The French Cour de Cassation has held that a French subsidiary’s works council has a right to be informed and consulted regarding a takeover bid for its EU-based parent company in certain circumstances. This article sets out the detail of the decision and raises some concerns its potentially wide-reaching implications.

Does the works council of a French subsidiary of a European group have a right to be informed and consulted on a takeover bid targeting the group's parent company in another member state of the European Union? The question was raised for the first time before the Court of Cassation (French supreme court of appeal) in 2018, on the occasion of the takeover bid launched by Thales on Gemalto NV, a company incorporated under Dutch law with its registered office in the Netherlands.

Background

At the time of the bid, the French company Gemalto SA, a 99.9% subsidiary of Gemalto NV, was consulting its works council on a reorganisation project and social plan specific to France. The works council asked to be consulted on the consequences of the takeover bid (‘OPA’), and to receive information on the operation. The management of Gemalto SA refused to organise this consultation and to provide the documents requested, as the OPA concerned a foreign company, which was not subject to French law. The works council won the case before the court of first instance, which ordered the French company to organise consultation and to communicate a lot of information about the OPA to the works council. This included, for example, information on the offeror’s strategic plans and the repercussions of their implementation, in particular on employment, as well as the list of other potential buyers and the reasons for choosing Thales.

The Court of Cassation was then asked to consider the question of the right to consultation in this situation. Its decision on principle in this case is important for the social management of M&A operations when the European group targeted has French affiliates.

The decision

In a nutshell, the Court of Cassation held for the first time that in the absence of a European Works Council agreement in the targeted group specifying the arrangements for consultation involving European and national employee representatives, the works council of a French subsidiary must be informed and consulted on a public takeover bid targeting its foreign parent company, if this operation will obviously have consequences for employment in this French subsidiary.

Clearly, since the French subsidiary is not the target company of the takeover bid, French or Community legislation on takeover bids (especially Article 9, paragraph 5 of Directive 2004/25/EC of 21 April 2004 which provides for an obligation to inform employee representatives on the implications of an offer) cannot apply in this case. As a result, the court concludes that these texts cannot form the basis for any obligation to consult on the bid.

However, it goes on to say that the EU texts governing takeover bids do not exclude the application of the other two Directives that relate to informing and consulting employee representatives of an undertaking affected by an acquisition. This means that the general obligations resulting from Directive 2009/38/EC of 6 May 2009 on the European Works Council and the Directive 2002/14/EC of 11 March 2002 establishing a general framework for the information and consultation of workers remain applicable regardless of the operation in question.

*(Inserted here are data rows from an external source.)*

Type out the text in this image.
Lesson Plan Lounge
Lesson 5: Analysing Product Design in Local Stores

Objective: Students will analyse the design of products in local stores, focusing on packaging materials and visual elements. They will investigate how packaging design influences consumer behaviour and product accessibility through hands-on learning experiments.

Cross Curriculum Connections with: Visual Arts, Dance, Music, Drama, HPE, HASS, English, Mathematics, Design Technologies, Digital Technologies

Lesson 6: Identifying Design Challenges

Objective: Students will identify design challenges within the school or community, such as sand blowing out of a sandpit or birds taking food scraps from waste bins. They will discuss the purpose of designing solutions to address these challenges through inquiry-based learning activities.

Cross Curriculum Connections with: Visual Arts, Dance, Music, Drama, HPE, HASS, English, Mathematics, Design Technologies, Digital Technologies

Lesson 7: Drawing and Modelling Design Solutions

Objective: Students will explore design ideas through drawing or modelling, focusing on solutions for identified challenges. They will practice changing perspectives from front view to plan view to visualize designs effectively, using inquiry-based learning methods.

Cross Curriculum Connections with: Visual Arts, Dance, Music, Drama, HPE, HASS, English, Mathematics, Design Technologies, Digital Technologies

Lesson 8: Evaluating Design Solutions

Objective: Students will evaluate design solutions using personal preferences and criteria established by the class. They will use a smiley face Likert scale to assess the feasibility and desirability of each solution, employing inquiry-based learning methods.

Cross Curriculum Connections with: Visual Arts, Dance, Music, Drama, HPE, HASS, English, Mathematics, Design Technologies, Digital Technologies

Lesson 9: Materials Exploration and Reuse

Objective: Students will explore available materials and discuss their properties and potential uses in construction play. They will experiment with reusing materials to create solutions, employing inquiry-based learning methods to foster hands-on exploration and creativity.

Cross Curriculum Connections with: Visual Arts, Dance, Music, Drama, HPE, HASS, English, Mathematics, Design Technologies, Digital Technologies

The court deduces from these Directives and from the French texts transposing them that employee representatives of the French subsidiary of a foreign company that is targeted by a takeover bid must be consulted on the transaction, subject to two conditions:

  • There is no European works council set up by an agreement specifying the organisation of consultation procedures; and
  • The operation has an impact in terms of employment.

Analysis

The legal argument based on the absence of a European works council agreement specifying the arrangements for consultations between the national level and the European level is questionable, including as regards the interpretation of the French texts transposing the Directive.

Similarly, the court opens the door very widely to the duty to consult, without requiring in this case that the threat to employment or employees or the working conditions of the French subsidiary be precisely identified. In the Gemalto SA case, the works council was concerned about the significant impact of the takeover bid by Thales for Gemalto NV but did not identify this impact at all. The fact that a collective redundancy procedure was in progress at the same time undoubtedly influenced the first instance judges in their decision, but it is unfortunate that, in recognising the existence of an obligation to consult, the Court of Cassation was not more demanding on this point.

In summary, in any transaction of this nature today, where French companies are concerned even indirectly, it is necessary to determine whether there is an obligation to inform and consult employee representatives of these companies in France. If the transaction, whatever its nature and legal regime, including a takeover bid, targets a European group to which the French companies belong, the parties must take into account the consequences that the operation may have on employment and working conditions of employees of these companies. An operation targeting the parent company that indirectly affects a French subsidiary and is likely to have an impact on its employees’ jobs will trigger an obligation to consult the subsidiary’s works council.

This being said, another decision is anticipated in the same case, specifically on what is meant by impact on employment and how it should be evaluated. It will perhaps clarify the conditions on which this obligation to consult should apply.